Endovascular Surgery to Repair Abdominal Aortic Aneurysms
An abdominal aortic aneurysm is the weakening and enlargement of the abdominal artery, which if left untreated can lead to rupture and death. Abdominal aortic aneurysms (commonly referred to as AAA's or Triple A's) are a leading cause of death in the United States affecting nearly 200,000 Americans each year. Since only one out of two patients with an AAA rupture will survive, a surgical endovascular repair can be vital.
Endovascular repair is minimally invasive and a relatively new surgical procedure which involves sealing off the aneurysm by placing an endovascular graft inside the diseased artery allowing blood to flow more freely.
The procedure typically takes up to 3 hours to complete and requires a hospital stay of just a few days. But since the procedure is minimally invasive, patients can resume normal activity within 6 weeks after surgery. 59-year old Melvin Moore of Knoxville, Illinois, was operated on in late July and discharged from Galesburg Cottage Hospital just a day after the surgery. A week and a half later, Mel was feeling pretty good, "I have a little pressure with my muscles feeling tight which is probably a good thing since I'm not a "don't do anything-type person" and the tightness keeps me from doing more."
Since many people do not experience any symptoms of an AAA, you should know your risks. Sometimes an AAA may be discovered during a routine physical exam. Your doctor may feel a bulge or pulsation (throbbing) in your abdomen and will order a CT scan or ultrasound. In Melvin's case, a small abdominal aortic aneurism measuring 4.0 centimeters was discovered during routine intestinal surgery a year earlier. When the aneurysm grew to 4.9 centimeters, Mel was referred to Mark Davis, M.D., F.A.C.S., a general surgeon practicing in Galesburg and a member of the Galesburg Cottage Hospital medical staff.

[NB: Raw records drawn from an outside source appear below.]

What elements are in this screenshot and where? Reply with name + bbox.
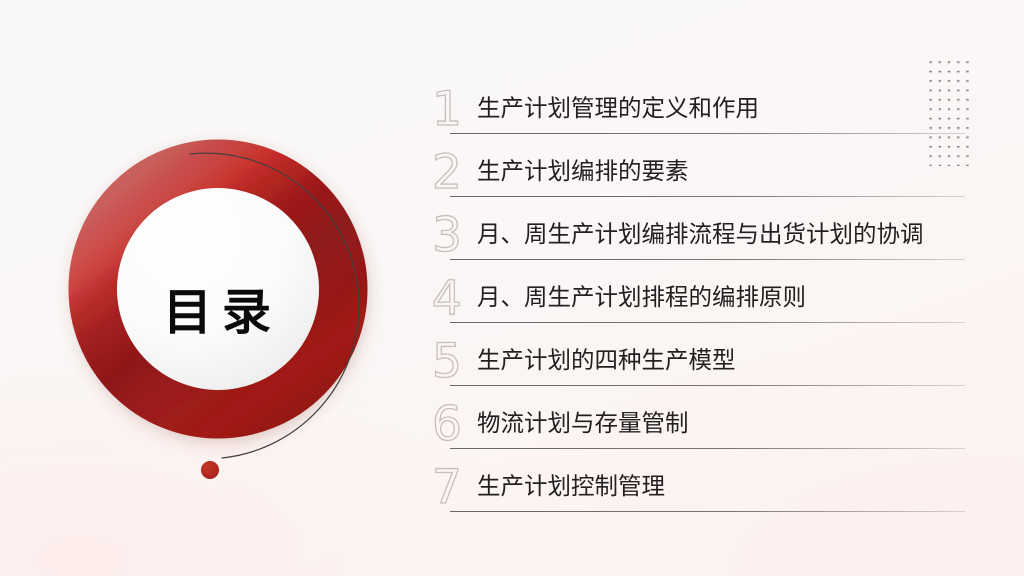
toc-item-title: 生产计划编排的要素 [477, 154, 689, 188]
toc-item-title: 生产计划控制管理 [477, 469, 665, 503]
toc-item-number: 5 [432, 336, 476, 388]
emblem-graphic [40, 110, 440, 510]
toc-item-rule [450, 196, 965, 197]
toc-item-number: 6 [432, 399, 476, 451]
toc-item[interactable]: 7 生产计划控制管理 [430, 460, 975, 522]
toc-item-title: 生产计划的四种生产模型 [477, 343, 736, 377]
toc-item-title: 月、周生产计划编排流程与出货计划的协调 [477, 217, 924, 251]
toc-item-number: 1 [432, 84, 476, 136]
toc-item-number: 3 [432, 210, 476, 262]
toc-item-title: 生产计划管理的定义和作用 [477, 91, 759, 125]
toc-item-rule [450, 133, 965, 134]
toc-item[interactable]: 1 生产计划管理的定义和作用 [430, 82, 975, 144]
toc-item-number: 2 [432, 147, 476, 199]
toc-item-title: 月、周生产计划排程的编排原则 [477, 280, 806, 314]
toc-item[interactable]: 2 生产计划编排的要素 [430, 145, 975, 207]
toc-item[interactable]: 5 生产计划的四种生产模型 [430, 334, 975, 396]
toc-item-rule [450, 511, 965, 512]
slide-canvas: 目录 1 生产计划管理的定义和作用 2 生产计划编排的要素 3 月、周生产计划编… [0, 0, 1024, 576]
toc-list: 1 生产计划管理的定义和作用 2 生产计划编排的要素 3 月、周生产计划编排流程… [430, 82, 975, 522]
toc-item-number: 4 [432, 273, 476, 325]
toc-item-rule [450, 448, 965, 449]
toc-item[interactable]: 3 月、周生产计划编排流程与出货计划的协调 [430, 208, 975, 270]
toc-item-number: 7 [432, 462, 476, 514]
toc-item-rule [450, 385, 965, 386]
emblem-dot [201, 461, 219, 479]
toc-item[interactable]: 6 物流计划与存量管制 [430, 397, 975, 459]
toc-item-rule [450, 259, 965, 260]
toc-item-rule [450, 322, 965, 323]
toc-item[interactable]: 4 月、周生产计划排程的编排原则 [430, 271, 975, 333]
toc-emblem: 目录 [40, 110, 440, 510]
toc-item-title: 物流计划与存量管制 [477, 406, 689, 440]
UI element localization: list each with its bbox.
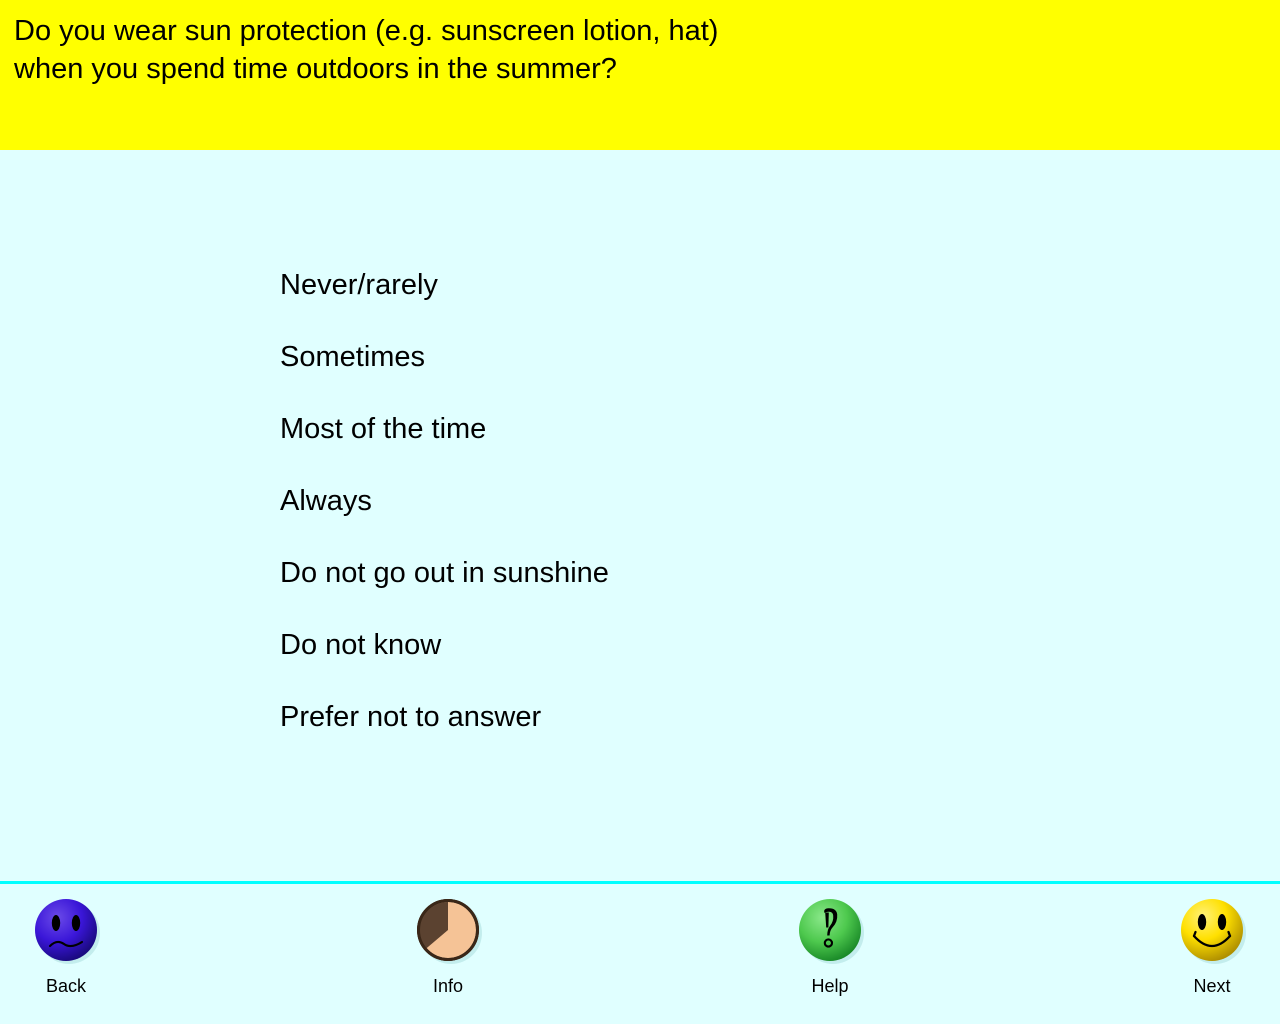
- smiley-face-icon: [1176, 894, 1248, 966]
- answer-options-list: Never/rarely Sometimes Most of the time …: [280, 268, 609, 772]
- question-mark-icon: [794, 894, 866, 966]
- help-button-label: Help: [760, 976, 900, 996]
- question-text-line-1: Do you wear sun protection (e.g. sunscre…: [14, 12, 1280, 50]
- sad-face-icon: [30, 894, 102, 966]
- option-always[interactable]: Always: [280, 484, 609, 556]
- next-button[interactable]: Next: [1142, 894, 1280, 996]
- question-header: Do you wear sun protection (e.g. sunscre…: [0, 0, 1280, 150]
- info-button[interactable]: Info: [378, 894, 518, 996]
- option-prefer-not-to-answer[interactable]: Prefer not to answer: [280, 700, 609, 772]
- back-button[interactable]: Back: [0, 894, 136, 996]
- option-do-not-go-out-in-sunshine[interactable]: Do not go out in sunshine: [280, 556, 609, 628]
- back-button-label: Back: [0, 976, 136, 996]
- question-text-line-2: when you spend time outdoors in the summ…: [14, 50, 1280, 88]
- option-never-rarely[interactable]: Never/rarely: [280, 268, 609, 340]
- options-area: Never/rarely Sometimes Most of the time …: [0, 150, 1280, 882]
- pie-chart-icon: [412, 894, 484, 966]
- help-button[interactable]: Help: [760, 894, 900, 996]
- option-sometimes[interactable]: Sometimes: [280, 340, 609, 412]
- info-button-label: Info: [378, 976, 518, 996]
- navigation-bar: Back Info: [0, 884, 1280, 1024]
- option-most-of-the-time[interactable]: Most of the time: [280, 412, 609, 484]
- next-button-label: Next: [1142, 976, 1280, 996]
- option-do-not-know[interactable]: Do not know: [280, 628, 609, 700]
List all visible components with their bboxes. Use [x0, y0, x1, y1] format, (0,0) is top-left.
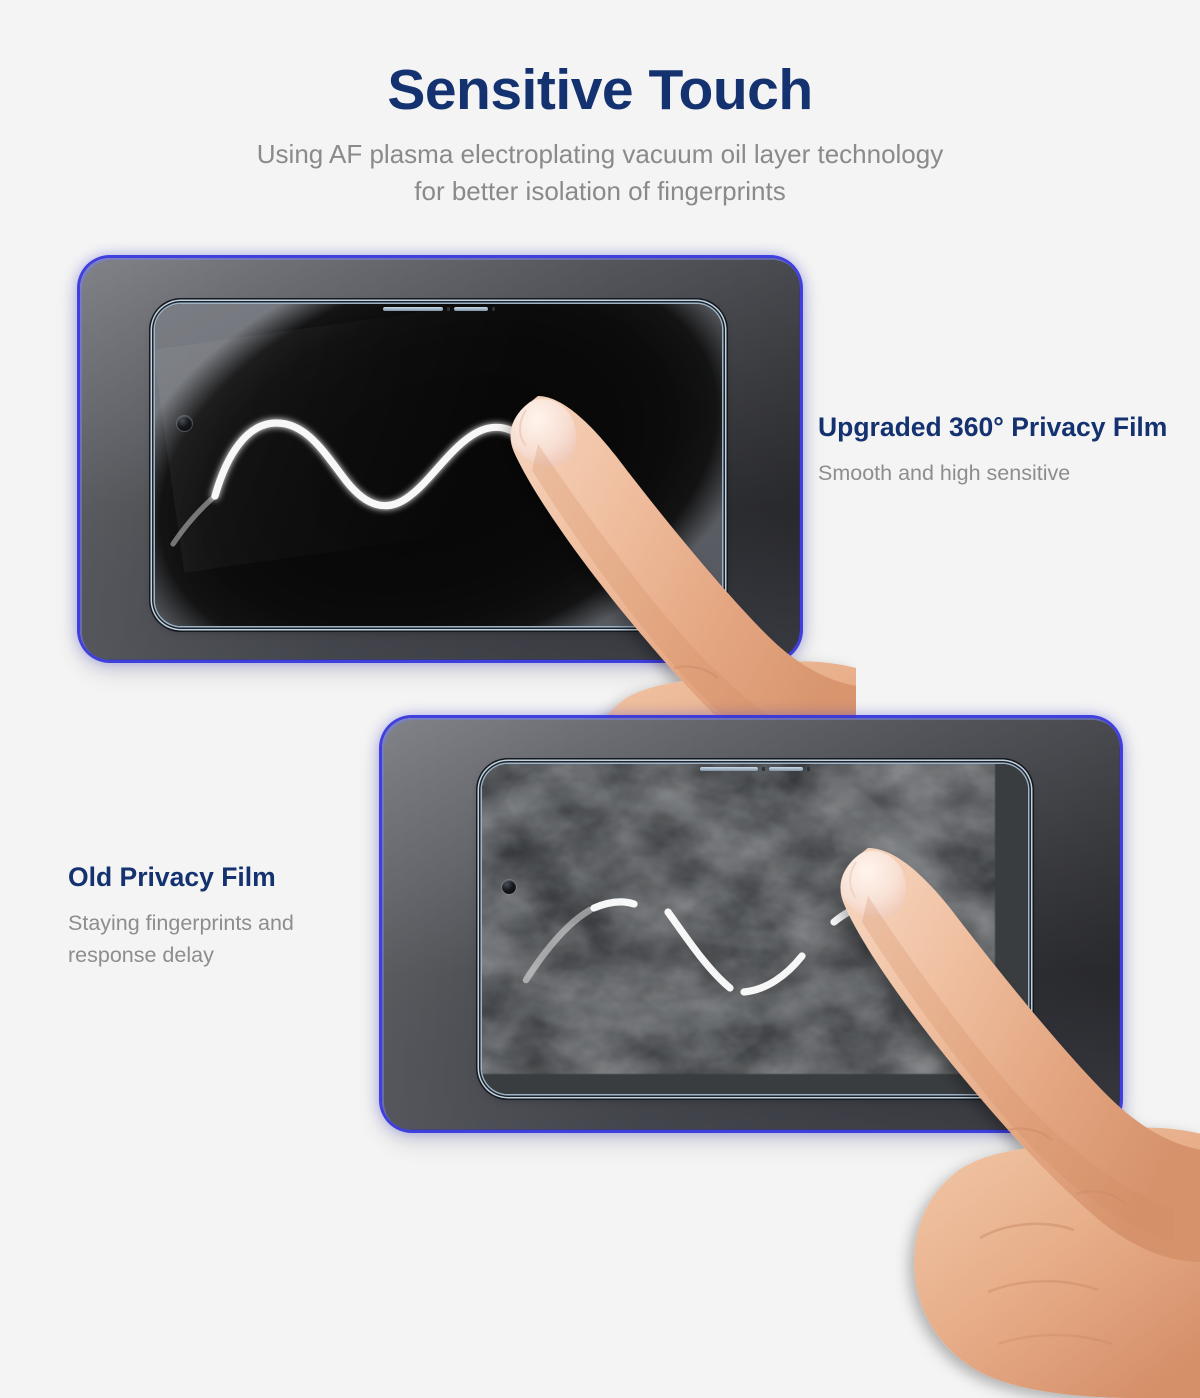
device-screen-frame	[155, 304, 722, 626]
callout-old-privacy-film: Old Privacy Film Staying fingerprints an…	[68, 862, 368, 972]
callout-title: Upgraded 360° Privacy Film	[818, 412, 1167, 444]
page-subtitle-line-2: for better isolation of fingerprints	[0, 173, 1200, 210]
swipe-trail-smooth	[155, 304, 722, 626]
page-title: Sensitive Touch	[0, 0, 1200, 119]
ambient-light-sensor-icon	[492, 307, 495, 311]
device-upgraded-privacy-film	[80, 258, 800, 660]
screen-old-film[interactable]	[482, 764, 1028, 1094]
page-subtitle: Using AF plasma electroplating vacuum oi…	[0, 119, 1200, 210]
callout-title: Old Privacy Film	[68, 862, 368, 894]
screen-upgraded-film[interactable]	[155, 304, 722, 626]
product-feature-banner: Sensitive Touch Using AF plasma electrop…	[0, 0, 1200, 1200]
ambient-light-sensor-icon	[807, 767, 810, 771]
front-camera-icon	[502, 880, 516, 894]
callout-upgraded-privacy-film: Upgraded 360° Privacy Film Smooth and hi…	[818, 412, 1167, 489]
device-screen-frame	[482, 764, 1028, 1094]
callout-subtitle: Smooth and high sensitive	[818, 444, 1167, 490]
proximity-sensor-icon	[447, 307, 450, 311]
header: Sensitive Touch Using AF plasma electrop…	[0, 0, 1200, 210]
front-camera-icon	[177, 416, 192, 431]
callout-subtitle-line-2: response delay	[68, 939, 368, 972]
device-old-privacy-film	[382, 718, 1120, 1130]
earpiece-speaker-icon	[700, 767, 810, 771]
swipe-trail-broken	[482, 764, 1028, 1094]
callout-subtitle-line-1: Staying fingerprints and	[68, 907, 368, 940]
callout-subtitle: Staying fingerprints and response delay	[68, 894, 368, 972]
page-subtitle-line-1: Using AF plasma electroplating vacuum oi…	[0, 136, 1200, 173]
proximity-sensor-icon	[762, 767, 765, 771]
earpiece-speaker-icon	[383, 307, 495, 311]
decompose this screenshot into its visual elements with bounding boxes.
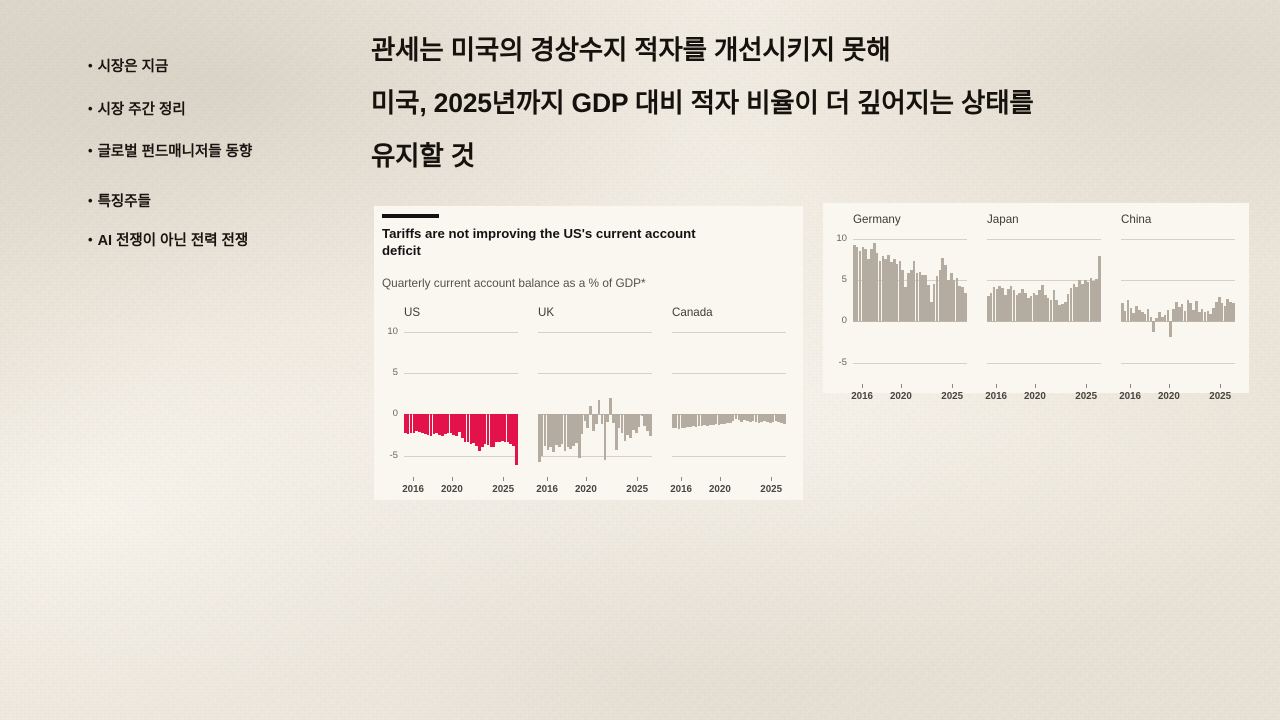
chart-bar	[598, 400, 601, 415]
agenda-bullet-item[interactable]: •시장 주간 정리	[88, 101, 186, 119]
chart-x-tick	[413, 477, 414, 481]
chart-x-tick	[1086, 384, 1087, 388]
headline-line: 미국, 2025년까지 GDP 대비 적자 비율이 더 깊어지는 상태를	[371, 77, 1201, 130]
chart-plot-area	[672, 324, 786, 472]
chart-subtitle: Quarterly current account balance as a %…	[382, 276, 646, 291]
chart-y-tick-label: -5	[378, 451, 398, 461]
chart-x-tick-label: 2016	[851, 391, 873, 402]
chart-card-current-account: Tariffs are not improving the US's curre…	[374, 206, 803, 500]
chart-bar-series	[672, 324, 786, 472]
chart-bar	[1232, 303, 1235, 322]
chart-bar	[1167, 310, 1170, 322]
chart-x-tick	[771, 477, 772, 481]
slide-headline: 관세는 미국의 경상수지 적자를 개선시키지 못해미국, 2025년까지 GDP…	[371, 24, 1201, 183]
agenda-bullet-label: 글로벌 펀드매니저들 동향	[98, 143, 253, 161]
chart-panel-title: US	[404, 306, 420, 320]
chart-panel: Canada201620202025	[672, 306, 786, 484]
chart-x-tick	[720, 477, 721, 481]
chart-x-tick-label: 2020	[709, 484, 731, 495]
chart-bar	[1098, 256, 1101, 322]
chart-bar-series	[1121, 231, 1235, 379]
chart-x-tick	[901, 384, 902, 388]
chart-x-tick-label: 2016	[1119, 391, 1141, 402]
chart-bar	[586, 414, 589, 427]
chart-x-tick-label: 2020	[890, 391, 912, 402]
chart-x-tick-label: 2016	[670, 484, 692, 495]
chart-panel: China201620202025	[1121, 213, 1235, 391]
chart-x-tick	[952, 384, 953, 388]
chart-x-tick-label: 2020	[441, 484, 463, 495]
chart-x-tick-label: 2025	[492, 484, 514, 495]
chart-x-tick	[1220, 384, 1221, 388]
chart-x-tick	[547, 477, 548, 481]
chart-x-tick	[1130, 384, 1131, 388]
chart-y-tick-label: 0	[827, 316, 847, 326]
chart-x-tick-label: 2020	[575, 484, 597, 495]
chart-x-tick	[503, 477, 504, 481]
chart-bar	[783, 414, 786, 424]
economist-rule	[382, 214, 439, 218]
chart-plot-area	[538, 324, 652, 472]
agenda-bullet-label: 시장 주간 정리	[98, 101, 186, 119]
chart-plot-area: 1050-5	[853, 231, 967, 379]
chart-x-tick-label: 2025	[1209, 391, 1231, 402]
chart-y-tick-label: -5	[827, 358, 847, 368]
chart-panel-title: China	[1121, 213, 1151, 227]
chart-bar	[589, 406, 592, 414]
chart-x-tick	[862, 384, 863, 388]
chart-x-tick-label: 2016	[985, 391, 1007, 402]
agenda-bullet-item[interactable]: •특징주들	[88, 193, 151, 211]
chart-x-tick	[637, 477, 638, 481]
chart-bar	[638, 414, 641, 426]
chart-y-tick-label: 0	[378, 409, 398, 419]
chart-bar-series	[987, 231, 1101, 379]
bullet-dot-icon: •	[88, 193, 93, 209]
chart-panel: Japan201620202025	[987, 213, 1101, 391]
chart-y-tick-label: 10	[378, 327, 398, 337]
chart-x-tick-label: 2016	[402, 484, 424, 495]
bullet-dot-icon: •	[88, 101, 93, 117]
chart-bar-series	[538, 324, 652, 472]
chart-x-tick-label: 2025	[1075, 391, 1097, 402]
chart-y-tick-label: 10	[827, 234, 847, 244]
agenda-bullet-label: AI 전쟁이 아닌 전력 전쟁	[98, 232, 249, 250]
chart-bar-series	[853, 231, 967, 379]
agenda-bullet-item[interactable]: •글로벌 펀드매니저들 동향	[88, 143, 252, 161]
chart-bar	[964, 293, 967, 322]
chart-plot-area: 1050-5	[404, 324, 518, 472]
bullet-dot-icon: •	[88, 232, 93, 248]
chart-x-tick-label: 2025	[626, 484, 648, 495]
chart-panel: UK201620202025	[538, 306, 652, 484]
chart-y-tick-label: 5	[378, 368, 398, 378]
chart-panel: Germany1050-5201620202025	[853, 213, 967, 391]
chart-panel-title: Germany	[853, 213, 901, 227]
chart-bar	[1169, 321, 1172, 337]
headline-line: 유지할 것	[371, 130, 1201, 183]
chart-card-surplus-countries: Germany1050-5201620202025Japan2016202020…	[823, 203, 1249, 393]
bullet-dot-icon: •	[88, 143, 93, 159]
chart-x-tick-label: 2016	[536, 484, 558, 495]
chart-panel-title: Canada	[672, 306, 713, 320]
chart-bar	[609, 398, 612, 414]
chart-bar	[595, 414, 598, 424]
chart-bar	[515, 414, 518, 465]
agenda-bullet-label: 특징주들	[98, 193, 151, 211]
chart-x-tick	[681, 477, 682, 481]
chart-y-tick-label: 5	[827, 275, 847, 285]
chart-bar	[606, 414, 609, 421]
chart-plot-area	[987, 231, 1101, 379]
chart-panel: US1050-5201620202025	[404, 306, 518, 484]
chart-panel-title: UK	[538, 306, 554, 320]
chart-x-tick	[1035, 384, 1036, 388]
chart-panel-title: Japan	[987, 213, 1019, 227]
chart-x-tick-label: 2025	[941, 391, 963, 402]
chart-x-tick-label: 2025	[760, 484, 782, 495]
chart-bar	[1152, 321, 1155, 332]
headline-line: 관세는 미국의 경상수지 적자를 개선시키지 못해	[371, 24, 1201, 77]
chart-x-tick	[1169, 384, 1170, 388]
agenda-bullet-item[interactable]: •시장은 지금	[88, 58, 168, 76]
chart-x-tick-label: 2020	[1158, 391, 1180, 402]
chart-x-tick	[452, 477, 453, 481]
chart-plot-area	[1121, 231, 1235, 379]
chart-x-tick	[586, 477, 587, 481]
chart-bar-series	[404, 324, 518, 472]
chart-x-tick	[996, 384, 997, 388]
agenda-bullet-label: 시장은 지금	[98, 58, 169, 76]
bullet-dot-icon: •	[88, 58, 93, 74]
chart-bar	[649, 414, 652, 435]
chart-x-tick-label: 2020	[1024, 391, 1046, 402]
agenda-bullet-item[interactable]: •AI 전쟁이 아닌 전력 전쟁	[88, 232, 248, 250]
chart-title: Tariffs are not improving the US's curre…	[382, 225, 722, 259]
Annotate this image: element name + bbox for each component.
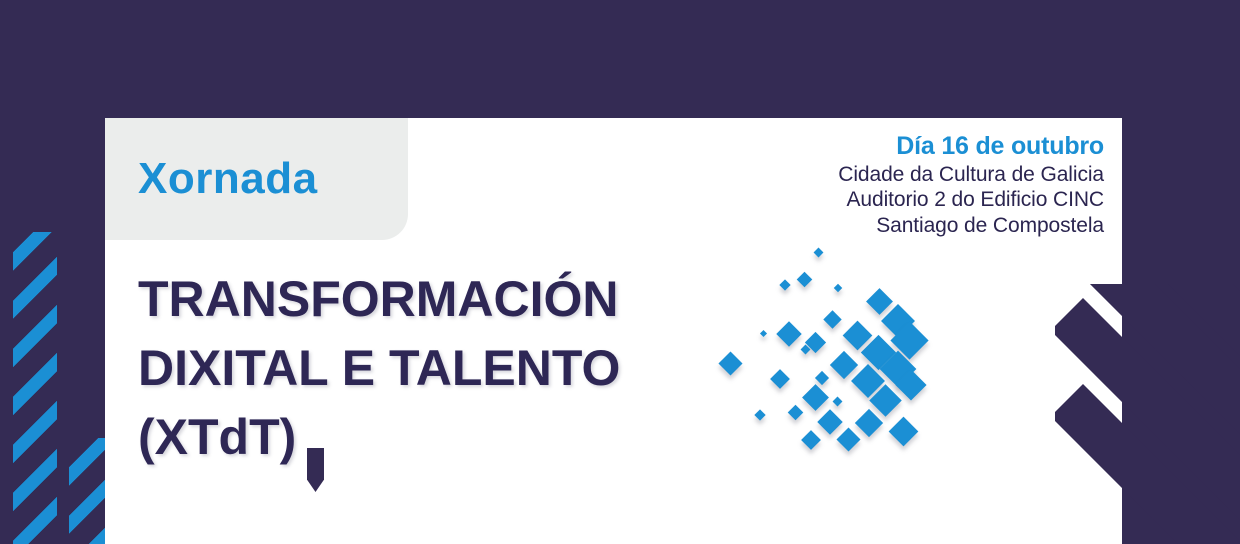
pixel-arrow-square [770,369,790,389]
pixel-arrow-square [802,384,829,411]
pixel-arrow-square [834,284,842,292]
pixel-arrow-square [817,409,842,434]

"Mel was in great condition and I knew an endovascular graft would allow him to resume his active lifestyle soon but Mel really is one for the record books," said Dr. Davis. Mel chuckles at the idea of having too much recuperation time on his hands and said he hopes Dr. Davis will allow him to return to work within three weeks of his Triple A surgery. "As soon as I can talk Dr. Davis into it, I'll be going back to work." But even as Mel spoke, the clamor of children could be heard in the background. "Oh yea, I've got the grandkids to keep me occupied until I'm back at it which I'm hoping might even be Monday."
When asked if he had any advice for patients considering endovascular surgery, Mel said, "Do it and go to Dr. Davis because he's really the best and you'll be up and around in no time."